Kamukent düşüncesi, yetmişli yılarda New York Üniversitesi’nin Media Ecology Doktora Programı’nda yapılması öngörülen bir yaratıcı çalışmanın fikri olarak doğmuştur. Fikir, uzun bir çalışma sonunda, 24 Mayıs 2010 tarihinde telif hakkı alınmış bir kitapta (Ongunluk ve Yükseliş için Kamukent) tanıtılmış ve ağırlıklı olarak bu alternatif yaşam sisteminin nasıl kurulup sürdürüleceği bir “Örnek Kamukent” tasarımı ile anlatılmaya çalışılmıştır.

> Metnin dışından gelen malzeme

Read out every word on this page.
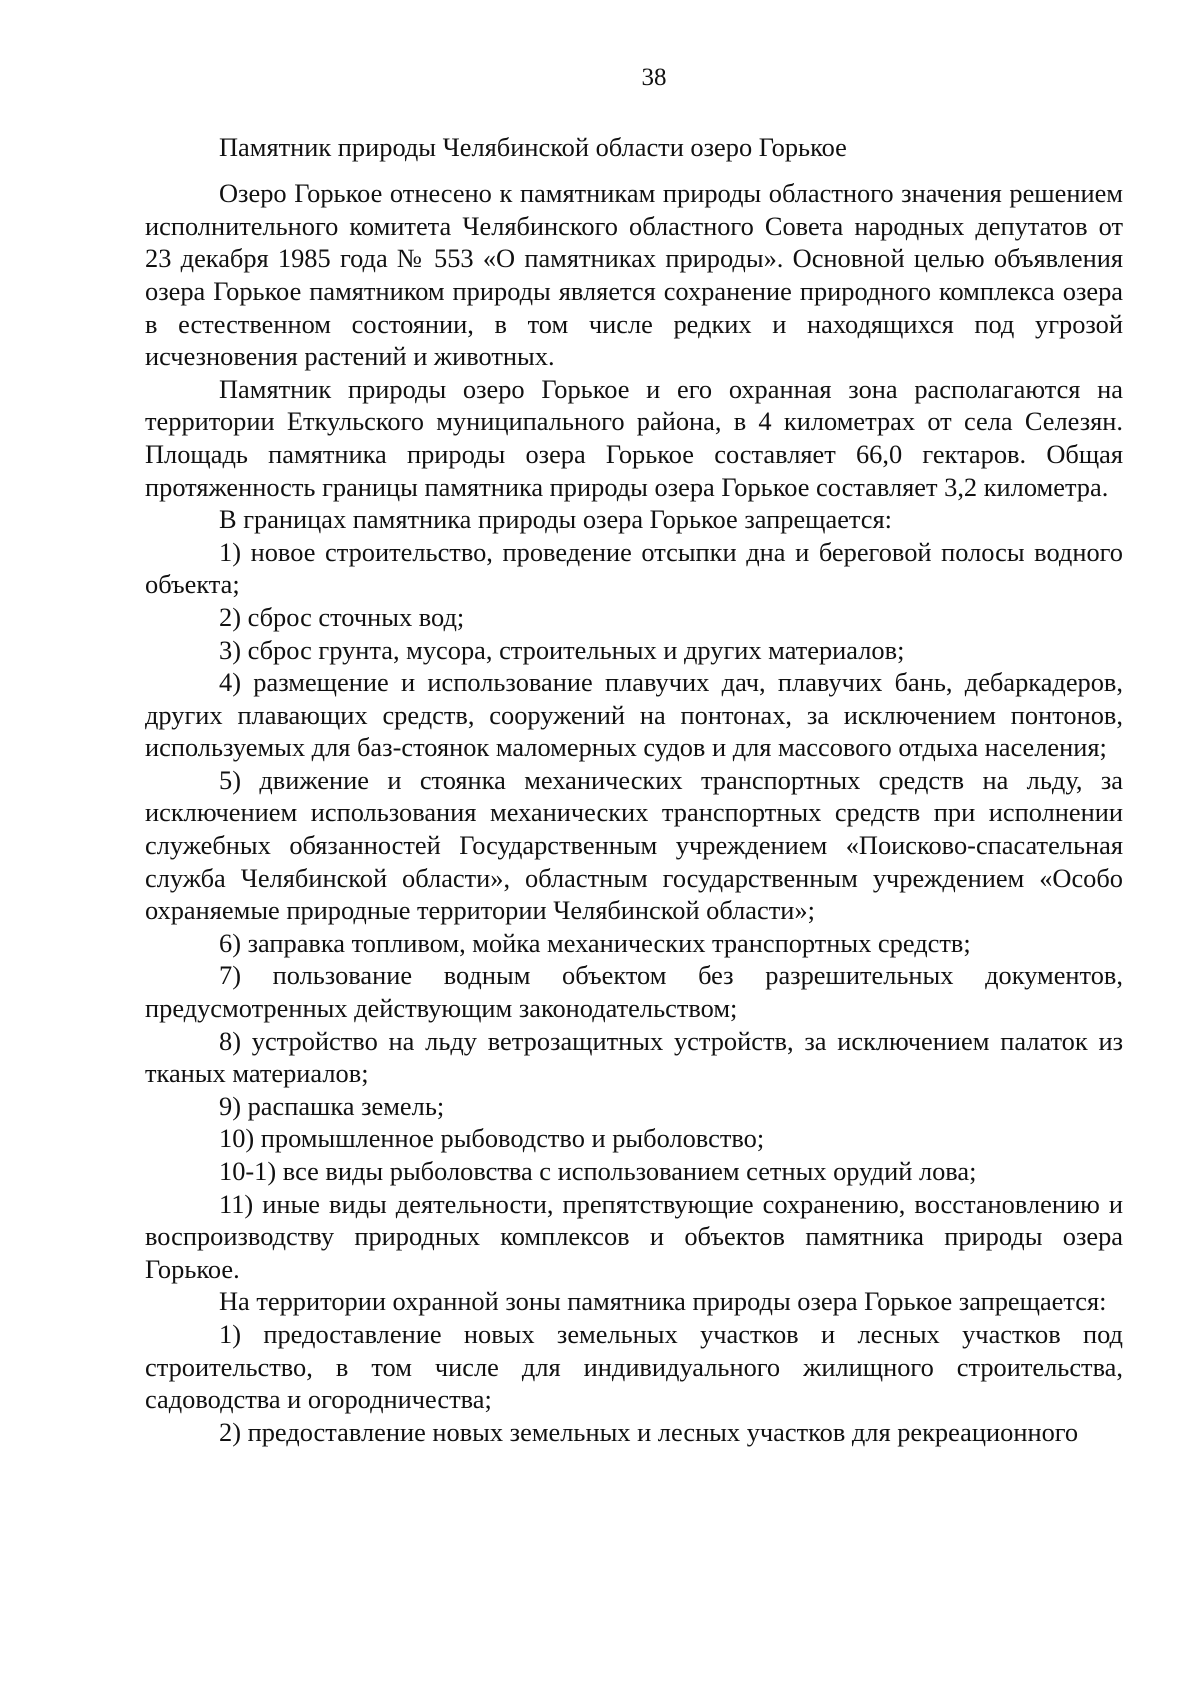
38

Памятник природы Челябинской области озеро Горькое

Озеро Горькое отнесено к памятникам природы областного значения решением исполнительного комитета Челябинского областного Совета народных депутатов от 23 декабря 1985 года № 553 «О памятниках природы». Основной целью объявления озера Горькое памятником природы является сохранение природного комплекса озера в естественном состоянии, в том числе редких и находящихся под угрозой исчезновения растений и животных.

Памятник природы озеро Горькое и его охранная зона располагаются на территории Еткульского муниципального района, в 4 километрах от села Селезян. Площадь памятника природы озера Горькое составляет 66,0 гектаров. Общая протяженность границы памятника природы озера Горькое составляет 3,2 километра.

В границах памятника природы озера Горькое запрещается:

1) новое строительство, проведение отсыпки дна и береговой полосы водного объекта;

2) сброс сточных вод;

3) сброс грунта, мусора, строительных и других материалов;

4) размещение и использование плавучих дач, плавучих бань, дебаркадеров, других плавающих средств, сооружений на понтонах, за исключением понтонов, используемых для баз-стоянок маломерных судов и для массового отдыха населения;

5) движение и стоянка механических транспортных средств на льду, за исключением использования механических транспортных средств при исполнении служебных обязанностей Государственным учреждением «Поисково-спасательная служба Челябинской области», областным государственным учреждением «Особо охраняемые природные территории Челябинской области»;

6) заправка топливом, мойка механических транспортных средств;

7) пользование водным объектом без разрешительных документов, предусмотренных действующим законодательством;

8) устройство на льду ветрозащитных устройств, за исключением палаток из тканых материалов;

9) распашка земель;

10) промышленное рыбоводство и рыболовство;

10-1) все виды рыболовства с использованием сетных орудий лова;

11) иные виды деятельности, препятствующие сохранению, восстановлению и воспроизводству природных комплексов и объектов памятника природы озера Горькое.

На территории охранной зоны памятника природы озера Горькое запрещается:

1) предоставление новых земельных участков и лесных участков под строительство, в том числе для индивидуального жилищного строительства, садоводства и огородничества;

2) предоставление новых земельных и лесных участков для рекреационного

Kamukent fikrinin doğduğu yetmişli yıllar, batı dünyasının organize terörle henüz tanışmadığı, çeşitli ırk ve kültürden gelen insanların parlak gelecek hayalleri kurarak istedikleri okullarda öğrenim imkânı, istedikleri kurum ve kuruluşlarda iş bulabildikleri, parasal kazançlarının temel gereksinimler için bir bölümünün harcandıktan sonra gereksinim üstü hoşlanılan nesneleri satın almaya yettiği, dünyanın ısınmasıyla gelebilecek olumsuz iklim ve doğa koşullarının uzak bir ihtimal gibi göründüğü yıllardı. Kamukent çalışması o yılların hayallerine göre, kendi kendini geçindirebilecek imkânlarla donanmış, Mısır piramitleri büyüklüğünde evleri olan ve bu evlerde kendi temel gereksinimlerini gideren ailelerin yaşam şekli olarak düşünülmüş bir gelecek zaman tasarısıydı; doktora programında ilginç fikri ile, o güne kadar yazılmış utopia düşünceleri hatırlanarak değerlendirilmişti.

Geçen kırkbeş yıl içinde Kamukent düşüncesinin, içinde yaşanan bu zamanın gerçeklerine nasıl uyar hale getirilebileceği düşünüldü. Sürdürülen yaşam tarzı hassas bir bakışla gözlemlendi, insan hayatına getirdiği kolaylıklar ve zorluklar netlikle görülmeye çalışıldı, geçim hayatının gereklilikleri ve gereksinimlerin giderilmesi imkânlarını belirleyen ölçü ve sayısal veriler araştırıldı; Kamukent ile ileri sürülen alternatif yaşamın akla ve gerçeklere uygun yapısı kurulmaya çalışıldı.

İkibinyirmili yıllara gelinen bugünde, asırlardır içinde yaşanmakta olunan sistemin dünya nüfusunun çoğunluğunu etkisi altında tutan olumsuzluklarının artarak sürmekte olduğu görülmektedir. Açlık ve fakirliğin ortadan kaldırılamamış olmasının yanısıra, iklim değişikliklerinin getirdiği alışılmadık doğal olaylar, kuraklık, dünyayı saran başedilmesi zor salgın hastalıklar, paraya mahkûm olmanın yarattığı ekonomik dengesizliklerin yaşamı tehdit eden tehlikeleri karşısında duyulan özgüvensizlik, endişe ve gerginlik, işsizlik, terör, sosyal yaşamda ve erkek-kadın arasında başgösteren acımasızlık tavrı, siyasi itiş-kakışların yarattığı huzursuzluklar, küresel boyutlarda büyümüş kitlelerin yaşamını, özellikle geçim hayatını allak-bullak etmiştir. Bu sorunlar karşısında rahatlık ve ongunlukla sürdürülebilir bir yaşam şeklinin kurulması ihmal edilmemesi gereken bir gereklilik olmuştur. Kamukent, üzerinde gidilen bu sıkıntılı hayat yolunu başka bir yolla değiştirir; insanların kendi akıl ve güçlerini birleştirerek yaşamalarını olanaklı kılan sistemi, metot, plan-program ve araçları gerçek hayata taşır; kesilmeksizin sürüp giden verimlilikle, herkesin aşının, işinin, evinin, eğitim ve sağlık düzeninin, parasal imkânlarının varolmasını garantiler.